13 ago, 2021 - 06:30 • João Malheiro
No espaço de uma semana, os talibãs tomaram o controlo de 11 capitais de província, no Afeganistão.
A ascenção das forças talibãs tem sido imparável, desde que se verificou a retirada de tropas norte-americanas do país do Médio Oriente.
À Renascença, Carlos Branco, major-general e Investigador do IPRI-NOVA, afirma que foi "seguramente" a retirada americana o principal fator para o avanço talibã.
"Os talibãs esperaram que as forças norte-americanas saíssem do caminho e avançaram. As forças de segurança afegãs não estão em condições de fazer frente aos talibãs. Inclusive há relatos de tropas das forças de segurança que se rendem e outras que se juntam mesmo aos rebeldes para lutar contra o Governo", explica.
O Pentágono afirmava, esta quinta-feira, que a queda de Cabul para as mãos dos talibãs não era garantida.
No entanto, Carlos Branco acredita que é "uma questão de tempo", apesar da situação exigir cautela por parte das forças rebeldes.
"Se os talibãs entrarem em Cabul vai ser uma coisa dramática. Correm o risco de ficar numa situação vulnerável, por isso terão de o fazer com muito cuidado", aponta à Renascença.
Sobre a possível reorganização política do Afeganistão, o investigador aconselha uma postura "moderada e cautelosa".
"Está a haver esforços por parte de vários atores regionais para se chegar a uma solução política, o que será extremamente dificil. Os talibã estão por cima e por isso têm mais trunfos numa negociação", conta.
Será por isso importante perceber como os vários grupos étnicos do país vão reagir, "porque não sabemos que unidades estão ou não a resistir aos talibã"; explica Carlos Branco.

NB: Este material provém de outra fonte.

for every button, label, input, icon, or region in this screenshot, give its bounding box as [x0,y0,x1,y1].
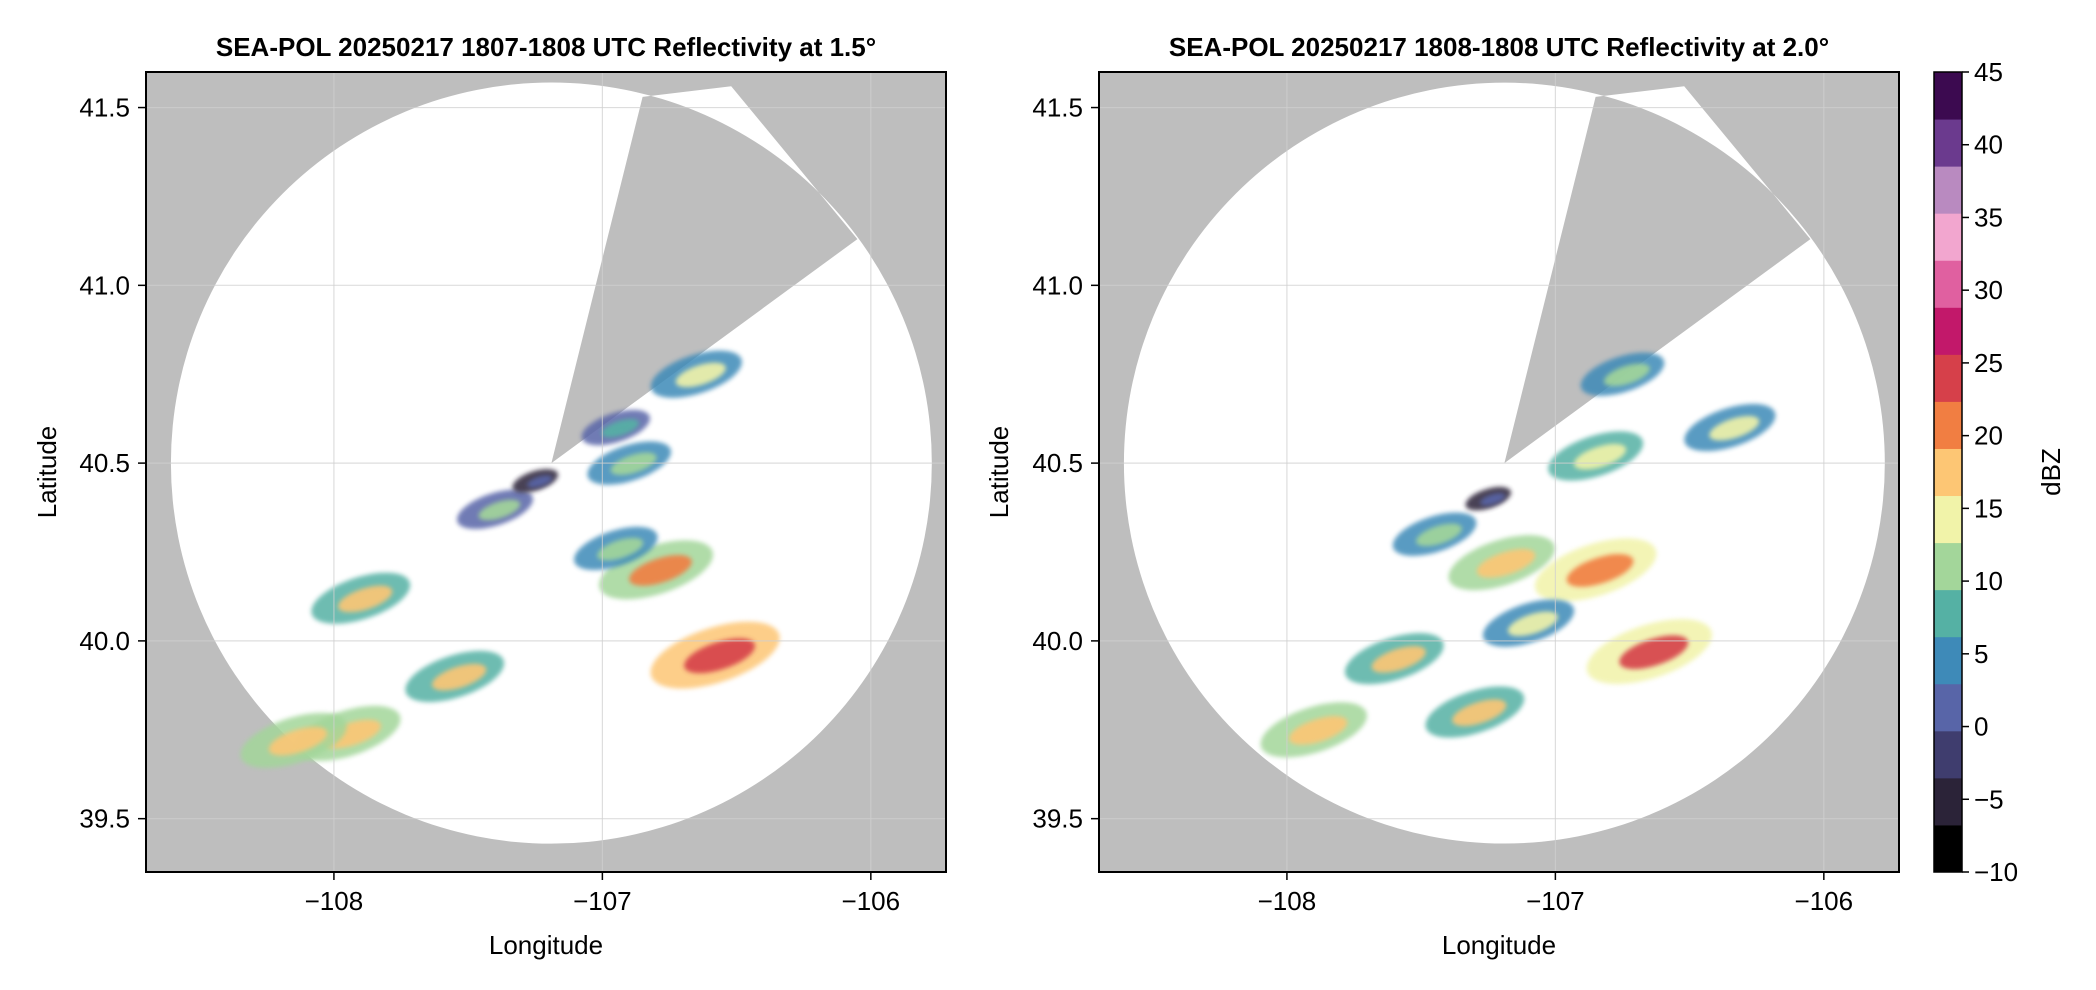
colorbar-tick-label: 45 [1974,57,2003,87]
colorbar-tick-label: 40 [1974,130,2003,160]
colorbar-band [1934,119,1962,167]
panel-1-x-axis-label: Longitude [489,930,603,960]
x-tick-label: −107 [573,886,632,916]
panel-2-grid [1099,72,1899,872]
colorbar-band [1934,307,1962,355]
panel-1-grid [146,72,946,872]
panel-2-y-axis-label: Latitude [984,426,1014,519]
echo-cell-core [1416,523,1462,547]
y-tick-label: 40.5 [1032,448,1083,478]
panel-1: −108 −107 −106 39.5 40.0 40.5 41.0 41.5 SEA-POL… [32,32,947,960]
y-tick-label: 40.0 [79,626,130,656]
x-tick-label: −108 [305,886,364,916]
colorbar-band [1934,636,1962,685]
colorbar: −10 −5 0 5 10 15 20 25 30 35 40 45 dBZ [1933,57,2066,887]
colorbar-band [1934,495,1962,544]
echo-cell-core [1371,646,1426,673]
echo-cell-core [1507,611,1558,637]
panel-2-title: SEA-POL 20250217 1808-1808 UTC Reflectiv… [1169,32,1829,62]
echo-cell-core [684,638,756,674]
colorbar-tick-label: 10 [1974,566,2003,596]
panel-1-frame [145,71,947,873]
colorbar-tick-label: 35 [1974,202,2003,232]
colorbar-band [1934,401,1962,449]
y-tick-label: 39.5 [1032,804,1083,834]
panel-1-y-axis-label: Latitude [32,426,62,519]
echo-cell-core [478,499,521,521]
echo-cell-core [1480,493,1506,506]
x-tick-label: −106 [842,886,901,916]
colorbar-tick-label: 25 [1974,348,2003,378]
colorbar-tick-label: 15 [1974,493,2003,523]
colorbar-band [1934,824,1962,873]
echo-cell-core [1619,635,1689,670]
y-tick-label: 41.0 [79,270,130,300]
x-tick-label: −107 [1526,886,1585,916]
colorbar-tick-label: 0 [1974,712,1988,742]
colorbar-band [1934,72,1962,120]
y-tick-label: 39.5 [79,804,130,834]
x-tick-label: −108 [1258,886,1317,916]
echo-cell-core [629,555,692,586]
panel-2-x-axis-label: Longitude [1442,930,1556,960]
panel-1-ticks: −108 −107 −106 39.5 40.0 40.5 41.0 41.5 [79,93,900,916]
echo-cell-core [1566,554,1634,587]
echo-cell-core [432,663,487,691]
x-tick-label: −106 [1795,886,1854,916]
colorbar-tick-label: −5 [1974,784,2004,814]
y-tick-label: 41.0 [1032,270,1083,300]
colorbar-band [1934,683,1962,732]
echo-cell-core [601,419,639,438]
colorbar-band [1934,354,1962,402]
colorbar-bands [1934,72,1962,873]
echo-cell-core [1476,549,1536,578]
panel-2-frame [1098,71,1900,873]
colorbar-band [1934,260,1962,308]
colorbar-band [1934,213,1962,261]
echo-cell-core [338,585,393,613]
colorbar-ticks: −10 −5 0 5 10 15 20 25 30 35 40 45 [1962,57,2018,887]
y-tick-label: 40.0 [1032,626,1083,656]
colorbar-band [1934,448,1962,497]
y-tick-label: 41.5 [79,93,130,123]
panel-2-ticks: −108 −107 −106 39.5 40.0 40.5 41.0 41.5 [1032,93,1853,916]
colorbar-band [1934,166,1962,214]
echo-cell-core [268,726,328,756]
colorbar-band [1934,542,1962,591]
panel-2-echoes [1260,352,1776,758]
y-tick-label: 41.5 [1032,93,1083,123]
echo-cell-core [1603,363,1650,387]
colorbar-band [1934,730,1962,779]
echo-cell-core [610,452,657,476]
echo-cell-core [675,362,726,388]
colorbar-frame [1933,71,1963,873]
colorbar-band [1934,777,1962,826]
colorbar-band [1934,589,1962,638]
colorbar-label: dBZ [2036,448,2066,496]
echo-cell-core [597,537,644,561]
colorbar-tick-label: 20 [1974,421,2003,451]
colorbar-tick-label: 30 [1974,275,2003,305]
echo-cell-core [1709,415,1760,441]
y-tick-label: 40.5 [79,448,130,478]
colorbar-tick-label: 5 [1974,639,1988,669]
echo-cell-core [1288,716,1348,745]
colorbar-tick-label: −10 [1974,857,2018,887]
echo-cell-core [1452,699,1507,726]
panel-1-title: SEA-POL 20250217 1807-1808 UTC Reflectiv… [216,32,876,62]
panel-2: −108 −107 −106 39.5 40.0 40.5 41.0 41.5 SEA-POL… [984,32,1900,960]
echo-cell-core [527,475,553,488]
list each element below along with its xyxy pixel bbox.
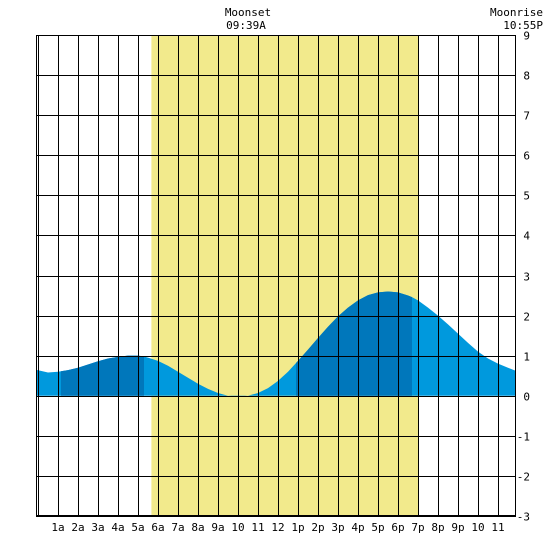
moonrise-label: Moonrise bbox=[490, 6, 543, 19]
x-tick-label: 7p bbox=[411, 521, 424, 534]
x-tick-label: 2a bbox=[71, 521, 84, 534]
x-tick-label: 10 bbox=[471, 521, 484, 534]
x-tick-label: 5a bbox=[131, 521, 144, 534]
x-axis-ticks: 1a 2a 3a 4a 5a 6a 7a 8a 9a 10 11 12 1p 2p 3p 4p 5p 6p 7p 8p… bbox=[51, 521, 504, 534]
x-tick-label: 5p bbox=[371, 521, 384, 534]
moonset-label: Moonset bbox=[225, 6, 271, 19]
x-tick-label: 9a bbox=[211, 521, 224, 534]
x-tick-label: 8p bbox=[431, 521, 444, 534]
y-tick-label: 2 bbox=[523, 311, 530, 324]
y-tick-label: -2 bbox=[517, 471, 530, 484]
y-tick-label: 7 bbox=[523, 110, 530, 123]
x-tick-label: 1p bbox=[291, 521, 304, 534]
x-tick-label: 6p bbox=[391, 521, 404, 534]
y-tick-label: 9 bbox=[523, 30, 530, 43]
x-tick-label: 3p bbox=[331, 521, 344, 534]
moonset-time: 09:39A bbox=[226, 19, 266, 32]
x-tick-label: 11 bbox=[491, 521, 504, 534]
y-axis-ticks: 9 8 7 6 5 4 3 2 1 0 -1 -2 -3 bbox=[517, 30, 531, 524]
y-tick-label: 5 bbox=[523, 190, 530, 203]
x-tick-label: 2p bbox=[311, 521, 324, 534]
x-tick-label: 9p bbox=[451, 521, 464, 534]
x-tick-label: 6a bbox=[151, 521, 164, 534]
x-tick-label: 1a bbox=[51, 521, 64, 534]
x-tick-label: 8a bbox=[191, 521, 204, 534]
y-tick-label: 8 bbox=[523, 70, 530, 83]
x-tick-label: 12 bbox=[271, 521, 284, 534]
moonrise-time: 10:55P bbox=[503, 19, 543, 32]
x-tick-label: 10 bbox=[231, 521, 244, 534]
y-tick-label: 4 bbox=[523, 230, 530, 243]
x-tick-label: 4p bbox=[351, 521, 364, 534]
x-tick-label: 11 bbox=[251, 521, 264, 534]
x-tick-label: 4a bbox=[111, 521, 124, 534]
y-tick-label: -3 bbox=[517, 511, 530, 524]
y-tick-label: -1 bbox=[517, 431, 530, 444]
x-tick-label: 7a bbox=[171, 521, 184, 534]
tide-rising-area-2 bbox=[296, 291, 412, 396]
plot-frame bbox=[36, 35, 516, 516]
y-tick-label: 1 bbox=[523, 351, 530, 364]
plot-area bbox=[36, 35, 516, 517]
y-tick-label: 0 bbox=[523, 391, 530, 404]
y-tick-label: 6 bbox=[523, 150, 530, 163]
x-tick-label: 3a bbox=[91, 521, 104, 534]
tide-rising-area-1 bbox=[61, 355, 144, 396]
y-tick-label: 3 bbox=[523, 271, 530, 284]
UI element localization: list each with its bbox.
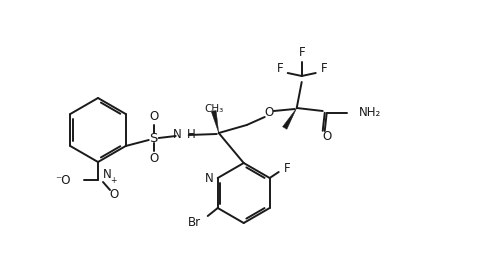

O Irão, a China e a Rússia poderão ter capacidade para convencer os talibã a aceitarem uma solução de partilha de poder, mas este cenário é "extremamente improvável".
"Eu teria uma postura mais moderada. É cedo para se tirarem conclusões", reitera o Major-general.
Carlos Branco não acredita que o presidente Joe Biden "volte atrás" na decisão de retirar as tropas norte-americanas do Afeganistão.
"Não faz sentido que os norte-americanos voltem ao Afeganistão. O maior problema deles agora é a China e depois ainda há outras prioridades", explica.
A ocupação norte-americana do território, que durou 20 anos, foi motivada por outras questões para além do combate ao terrorismo, segundo aponta o investigador.
"Os norte-americanos estavam preocupados com o Afeganistão porque precisavam de construir um oleoduto e ter entrada na Ásia Central e controlar os fluxos de petróleo e de gás dessa zona, prejudicando a Rússia.
A invasão já estava programa antes do 11 de setembro. O 11 de setembro serviu de pretexto", afirma Carlos Branco, à Renascença.
O Major-general aponta ainda o anúncio de retirada norte-americana, em 2009, por parte do então presidente Barack Obama, como o momento-chave do conflito atual.
"Esse anúncio dá indicação aos talibãs para esperarem pela sua vez. O presidente Obama nunca se envolveu num programa de conversações e negociações a sério. Todo o processo negocial era inconsequente", aponta.
Questionado sobre as principais mudanças sociais de um Afeganistão sob controlo talibã, Carlos Branco aponta, fundamentalmente, a maior segurança.
"Um dos motivos pela população ter aderido à aparição dos talibãs, em 1994, foi por eles terem acabado com a guerra civil e imposto ordem. É o que vai acontecer agora também", aponta à Renascença.
Reconhecendo os talibãs como um movimento de guerrilha "altamente conservador e retrógada", o investigador diz que isso pouco mudará a vida social afegã.
Isto porque o Afeganistão já é um país pré moderno e altamente conservador, segundo a visão do investigador.
Carlos Branco acredita que é fácil construir "mitos e propaganda a demonizar os talibãs", no Ocidente, e que isso retira "capacidade de compreender os conflitos".
"Os talibãs são um movimento guerrilha, exatamente como os que havia nas colónias portuguesas. A diferença é que esses eram contra o colonialismo, enquanto os talibãs são contra a invasão do inimigo. E o Ocidente nunca conseguiu apresentar um argumento mais forte que o da invasão do inimigo", conclui.